But it is especially since the enunciation of the gospel that the intellectual and moral dignity of woman has been elevated, and that Christian women have taken so noble a place in human society. What I demand is, that absurd prejudices, coarse names, and worn-out jests should not drag them down from the exalted rank assigned to them by the gospel into frivolity and materialism.

Let me be clearly understood. I desire, above all, not femmes savantes, but, for the sake of husbands, children, and households, intelligent, attentive, and judicious women, well-instructed in all things necessary and useful for them to know as mothers, heads of households, and women of the world; never disdainful of practical duties, but knowing how to occupy not only their fingers, but their minds, understanding the cultivation of the whole soul. And I add that we ought to dread as disastrous evils those frivolous, giddy, self-indulgent women who, in idleness, ignorance, and dissipation, seek for pleasure and amusement; who are hostile to exertion and to almost every duty, incapable of study or of continuous mental effort, and therefore unfitted to exercise any important influence over the education of their children, or over the affairs of their household or of their husbands.

III.

On these conditions I willingly resign the name of learned woman, claiming it for no one. And yet before laying it aside, I would remark that ages more Christian than our own were far from disdaining it. The disciple and biographer of the illustrious St. Boniface plainly tells us that St. Boniface loved St. Lioba for her solid erudition, eruditionis sapientia. This admirable virgin, in whom the light of the Holy Ghost enhanced an enlightenment laboriously acquired from study, united to purity and humility (those virtues which preserve all things in a heart) a knowledge of theology and canon law that became one of the glories of the new-born German church.
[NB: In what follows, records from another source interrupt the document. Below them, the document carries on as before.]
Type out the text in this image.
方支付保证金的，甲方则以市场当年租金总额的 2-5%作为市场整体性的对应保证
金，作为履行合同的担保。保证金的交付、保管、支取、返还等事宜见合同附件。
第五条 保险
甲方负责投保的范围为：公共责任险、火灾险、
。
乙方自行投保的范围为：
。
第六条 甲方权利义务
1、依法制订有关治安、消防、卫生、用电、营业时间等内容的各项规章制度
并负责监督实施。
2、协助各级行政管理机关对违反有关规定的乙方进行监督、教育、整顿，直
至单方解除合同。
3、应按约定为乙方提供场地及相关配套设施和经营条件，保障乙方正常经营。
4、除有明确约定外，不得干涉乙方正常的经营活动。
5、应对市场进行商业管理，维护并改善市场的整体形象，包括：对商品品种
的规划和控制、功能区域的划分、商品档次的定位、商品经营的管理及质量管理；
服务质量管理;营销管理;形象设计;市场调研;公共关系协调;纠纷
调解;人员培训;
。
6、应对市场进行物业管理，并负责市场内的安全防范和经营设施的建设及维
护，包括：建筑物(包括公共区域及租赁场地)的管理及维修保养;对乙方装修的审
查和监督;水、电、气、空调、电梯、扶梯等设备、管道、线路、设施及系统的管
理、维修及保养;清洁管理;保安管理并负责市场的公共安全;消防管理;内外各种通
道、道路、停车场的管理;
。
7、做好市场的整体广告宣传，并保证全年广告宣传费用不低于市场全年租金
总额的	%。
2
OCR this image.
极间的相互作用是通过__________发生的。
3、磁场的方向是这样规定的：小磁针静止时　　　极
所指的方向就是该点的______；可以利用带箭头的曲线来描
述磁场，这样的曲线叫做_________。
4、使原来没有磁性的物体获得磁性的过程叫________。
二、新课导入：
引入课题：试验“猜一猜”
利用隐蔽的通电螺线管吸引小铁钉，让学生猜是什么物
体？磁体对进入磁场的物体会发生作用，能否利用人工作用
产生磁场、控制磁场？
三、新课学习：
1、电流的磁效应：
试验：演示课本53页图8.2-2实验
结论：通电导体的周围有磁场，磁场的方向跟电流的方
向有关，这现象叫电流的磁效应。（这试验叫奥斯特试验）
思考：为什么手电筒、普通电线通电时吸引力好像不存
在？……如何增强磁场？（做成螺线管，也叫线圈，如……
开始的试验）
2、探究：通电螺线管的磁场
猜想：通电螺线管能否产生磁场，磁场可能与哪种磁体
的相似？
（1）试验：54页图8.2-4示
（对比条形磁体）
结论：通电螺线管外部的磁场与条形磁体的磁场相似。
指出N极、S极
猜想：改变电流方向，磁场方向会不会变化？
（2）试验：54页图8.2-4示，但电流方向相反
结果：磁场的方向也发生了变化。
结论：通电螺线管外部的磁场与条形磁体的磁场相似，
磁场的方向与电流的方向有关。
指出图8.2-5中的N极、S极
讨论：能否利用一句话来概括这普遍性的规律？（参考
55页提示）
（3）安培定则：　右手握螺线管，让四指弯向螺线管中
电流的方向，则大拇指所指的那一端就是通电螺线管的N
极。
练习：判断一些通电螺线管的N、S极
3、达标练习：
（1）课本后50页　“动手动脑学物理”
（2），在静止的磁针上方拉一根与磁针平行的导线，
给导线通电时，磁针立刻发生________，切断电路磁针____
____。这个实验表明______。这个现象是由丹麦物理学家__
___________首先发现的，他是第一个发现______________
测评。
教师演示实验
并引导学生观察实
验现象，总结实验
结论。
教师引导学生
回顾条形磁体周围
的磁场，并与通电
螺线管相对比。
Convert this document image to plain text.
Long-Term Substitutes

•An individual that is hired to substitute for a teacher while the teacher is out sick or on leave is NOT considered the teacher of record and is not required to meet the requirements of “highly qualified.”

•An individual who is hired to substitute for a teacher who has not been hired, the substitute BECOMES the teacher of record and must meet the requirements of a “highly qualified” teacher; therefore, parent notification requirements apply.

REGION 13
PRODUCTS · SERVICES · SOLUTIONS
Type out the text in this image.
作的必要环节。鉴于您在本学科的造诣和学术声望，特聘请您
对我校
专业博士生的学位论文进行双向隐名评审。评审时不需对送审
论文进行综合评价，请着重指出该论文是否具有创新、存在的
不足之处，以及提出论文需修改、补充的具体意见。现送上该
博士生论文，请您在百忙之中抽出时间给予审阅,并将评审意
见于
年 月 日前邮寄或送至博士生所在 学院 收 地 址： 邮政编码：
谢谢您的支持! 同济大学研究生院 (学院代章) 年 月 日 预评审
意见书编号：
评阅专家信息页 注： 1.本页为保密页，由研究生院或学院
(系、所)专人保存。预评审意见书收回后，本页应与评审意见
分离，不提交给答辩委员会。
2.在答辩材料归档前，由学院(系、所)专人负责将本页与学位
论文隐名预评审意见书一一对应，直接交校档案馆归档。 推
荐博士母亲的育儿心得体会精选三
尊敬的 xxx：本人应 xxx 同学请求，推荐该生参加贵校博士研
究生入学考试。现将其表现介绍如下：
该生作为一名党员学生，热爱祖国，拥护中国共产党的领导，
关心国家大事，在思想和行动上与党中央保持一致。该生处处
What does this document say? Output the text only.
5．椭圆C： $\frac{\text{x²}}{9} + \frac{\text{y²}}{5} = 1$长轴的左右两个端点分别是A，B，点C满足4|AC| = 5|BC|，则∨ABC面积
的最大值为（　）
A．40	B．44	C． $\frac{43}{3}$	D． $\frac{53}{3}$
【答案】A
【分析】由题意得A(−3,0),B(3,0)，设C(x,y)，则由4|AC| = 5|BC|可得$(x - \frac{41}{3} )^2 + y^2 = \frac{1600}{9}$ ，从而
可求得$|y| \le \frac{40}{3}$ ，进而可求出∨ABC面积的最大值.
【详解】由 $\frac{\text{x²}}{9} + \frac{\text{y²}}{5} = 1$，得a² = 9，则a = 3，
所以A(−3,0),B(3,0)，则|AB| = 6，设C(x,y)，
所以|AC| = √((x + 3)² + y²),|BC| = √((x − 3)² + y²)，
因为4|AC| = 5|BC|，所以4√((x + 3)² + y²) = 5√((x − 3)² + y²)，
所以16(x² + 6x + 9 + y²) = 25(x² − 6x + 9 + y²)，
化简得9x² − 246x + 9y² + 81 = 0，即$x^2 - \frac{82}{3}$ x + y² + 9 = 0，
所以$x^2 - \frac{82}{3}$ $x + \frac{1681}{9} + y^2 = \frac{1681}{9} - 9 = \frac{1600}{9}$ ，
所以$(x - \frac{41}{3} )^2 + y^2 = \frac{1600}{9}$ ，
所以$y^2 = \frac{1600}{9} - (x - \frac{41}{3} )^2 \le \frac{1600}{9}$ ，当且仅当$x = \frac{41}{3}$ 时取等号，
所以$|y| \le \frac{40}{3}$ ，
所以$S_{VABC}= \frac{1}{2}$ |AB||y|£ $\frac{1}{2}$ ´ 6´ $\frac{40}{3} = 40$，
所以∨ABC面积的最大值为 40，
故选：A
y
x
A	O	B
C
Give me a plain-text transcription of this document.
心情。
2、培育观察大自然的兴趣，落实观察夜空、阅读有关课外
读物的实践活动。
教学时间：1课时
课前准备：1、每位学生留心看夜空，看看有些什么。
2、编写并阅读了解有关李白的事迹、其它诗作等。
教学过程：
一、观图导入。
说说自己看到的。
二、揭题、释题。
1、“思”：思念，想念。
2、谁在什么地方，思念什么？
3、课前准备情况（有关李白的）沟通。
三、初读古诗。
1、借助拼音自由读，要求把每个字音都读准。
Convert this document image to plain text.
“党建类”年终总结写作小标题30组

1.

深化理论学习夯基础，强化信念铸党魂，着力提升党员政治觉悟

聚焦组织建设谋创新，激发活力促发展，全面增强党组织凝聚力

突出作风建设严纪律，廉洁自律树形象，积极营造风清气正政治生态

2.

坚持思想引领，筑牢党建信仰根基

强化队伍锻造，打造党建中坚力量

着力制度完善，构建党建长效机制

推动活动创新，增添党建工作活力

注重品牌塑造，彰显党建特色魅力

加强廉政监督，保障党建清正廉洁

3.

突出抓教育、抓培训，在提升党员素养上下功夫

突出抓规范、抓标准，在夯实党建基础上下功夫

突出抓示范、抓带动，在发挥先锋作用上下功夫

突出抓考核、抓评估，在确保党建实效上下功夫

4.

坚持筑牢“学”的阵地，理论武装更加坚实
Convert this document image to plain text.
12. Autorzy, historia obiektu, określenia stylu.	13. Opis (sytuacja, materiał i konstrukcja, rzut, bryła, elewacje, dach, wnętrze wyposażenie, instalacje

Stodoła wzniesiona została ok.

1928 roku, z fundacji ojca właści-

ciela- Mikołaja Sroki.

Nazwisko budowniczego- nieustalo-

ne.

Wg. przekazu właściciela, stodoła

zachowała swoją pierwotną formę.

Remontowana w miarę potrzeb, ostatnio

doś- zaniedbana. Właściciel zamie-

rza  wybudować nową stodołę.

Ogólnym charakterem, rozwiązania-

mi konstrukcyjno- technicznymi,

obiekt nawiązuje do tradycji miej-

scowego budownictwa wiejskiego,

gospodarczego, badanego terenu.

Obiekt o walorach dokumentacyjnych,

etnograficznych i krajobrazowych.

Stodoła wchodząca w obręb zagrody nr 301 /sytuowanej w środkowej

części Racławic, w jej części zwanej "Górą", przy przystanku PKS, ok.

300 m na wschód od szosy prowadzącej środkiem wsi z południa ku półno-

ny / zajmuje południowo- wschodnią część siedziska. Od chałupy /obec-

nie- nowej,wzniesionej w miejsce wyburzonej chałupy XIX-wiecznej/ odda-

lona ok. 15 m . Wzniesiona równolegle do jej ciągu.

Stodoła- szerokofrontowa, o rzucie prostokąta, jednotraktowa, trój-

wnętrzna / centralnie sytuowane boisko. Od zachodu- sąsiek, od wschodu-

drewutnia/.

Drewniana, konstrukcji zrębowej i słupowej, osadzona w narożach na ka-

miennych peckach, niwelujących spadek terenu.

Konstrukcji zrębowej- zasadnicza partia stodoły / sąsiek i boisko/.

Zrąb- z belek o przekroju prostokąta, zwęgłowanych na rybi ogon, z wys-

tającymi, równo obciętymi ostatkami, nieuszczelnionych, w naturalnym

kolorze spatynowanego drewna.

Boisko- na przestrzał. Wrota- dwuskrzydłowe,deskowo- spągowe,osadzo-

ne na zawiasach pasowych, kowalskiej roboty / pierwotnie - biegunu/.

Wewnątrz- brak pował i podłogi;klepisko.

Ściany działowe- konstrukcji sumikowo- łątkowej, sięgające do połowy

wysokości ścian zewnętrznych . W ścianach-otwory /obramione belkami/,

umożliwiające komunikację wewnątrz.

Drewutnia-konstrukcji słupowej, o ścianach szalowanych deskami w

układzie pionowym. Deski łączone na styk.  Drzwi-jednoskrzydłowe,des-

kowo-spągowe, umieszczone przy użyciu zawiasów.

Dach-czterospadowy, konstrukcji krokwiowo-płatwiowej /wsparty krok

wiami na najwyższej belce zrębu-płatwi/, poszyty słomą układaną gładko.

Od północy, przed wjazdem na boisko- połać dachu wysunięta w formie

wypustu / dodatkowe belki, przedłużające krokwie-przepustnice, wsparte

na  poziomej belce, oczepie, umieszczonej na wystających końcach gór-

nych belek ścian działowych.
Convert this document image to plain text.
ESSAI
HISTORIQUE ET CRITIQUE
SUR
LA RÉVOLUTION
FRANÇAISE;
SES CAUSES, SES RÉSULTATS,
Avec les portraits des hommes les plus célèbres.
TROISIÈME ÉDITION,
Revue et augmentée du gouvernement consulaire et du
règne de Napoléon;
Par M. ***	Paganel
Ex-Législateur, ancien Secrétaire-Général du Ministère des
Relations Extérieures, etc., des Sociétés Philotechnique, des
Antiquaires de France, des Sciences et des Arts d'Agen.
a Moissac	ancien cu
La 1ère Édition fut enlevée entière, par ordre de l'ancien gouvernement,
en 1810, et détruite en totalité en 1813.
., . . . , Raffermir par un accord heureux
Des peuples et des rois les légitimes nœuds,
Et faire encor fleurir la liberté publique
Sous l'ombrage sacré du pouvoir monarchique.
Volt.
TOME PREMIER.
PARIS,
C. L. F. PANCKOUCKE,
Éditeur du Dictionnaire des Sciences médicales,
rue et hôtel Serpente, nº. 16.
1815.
And, moreover, St. Boniface, far from despising his spiritual daughter's efforts to rise to intellectual pursuits, sometimes robbed the apostolate of hours which he deemed well spent in correcting the literary compositions and Latin verses of Lioba, and in answering her in a similar style; poetic messages carried across seas by confessors and martyrs.

And if, going back to earlier ages, we closely examine the records of history, we find that, after the establishment of Christianity, feminine names are constantly met with on the literary monuments most revered by posterity; as, for instance, the celebrated Hypatia, who had Clement of Alexandria for a disciple; the illustrious St. Catharine, teacher of Christian philosophy; and, again, St. Perpetua, who wrote the acts of her own martyrdom and recorded the glory of her companions.

When peace was restored to the church, and the age of doctors commenced, succeeding the age of martyrs, who were more celebrated for the gravity of their minds and the extent of their knowledge than the Paulas, the Marcellas, Melanias, and Eustochiums, with many other saints and noble Christian women? Remember St. Marcella, in whom St. Jerome found so powerful an auxiliary against heresy; and St. Paula, who inspired St. Jerome to undertake his noblest and most important works, the Latin translation of the Bible from the Hebrew text, and a complete series of commentaries upon the prophets.

Nothing is finer than St. Paula's letter to St. Marcella. There we see all that Marcella had done to elevate the souls and the intelligence of women and maidens who called her their mother; there we comprehend the intelligence and the eloquence of St. Paula. [Footnote 2]

[Footnote 2: We read with great interest in The History of St. Paula, just published by M. l'Abbé F. Lagrange, those chapters devoted to the studies in Holy Scripture of Roman ladies in St. Jerome's school, and to those of St. Paula made at Bethlehem, under the direction of the same saint.]

Who does not know what Theresa was in the following century to St. Paulinus, whose reputation is as much the glory of Aquitaine as the name of Ausonius? Who does not know that Elpicia (the wife of Boëthius) composed hymns adopted by the Roman liturgy?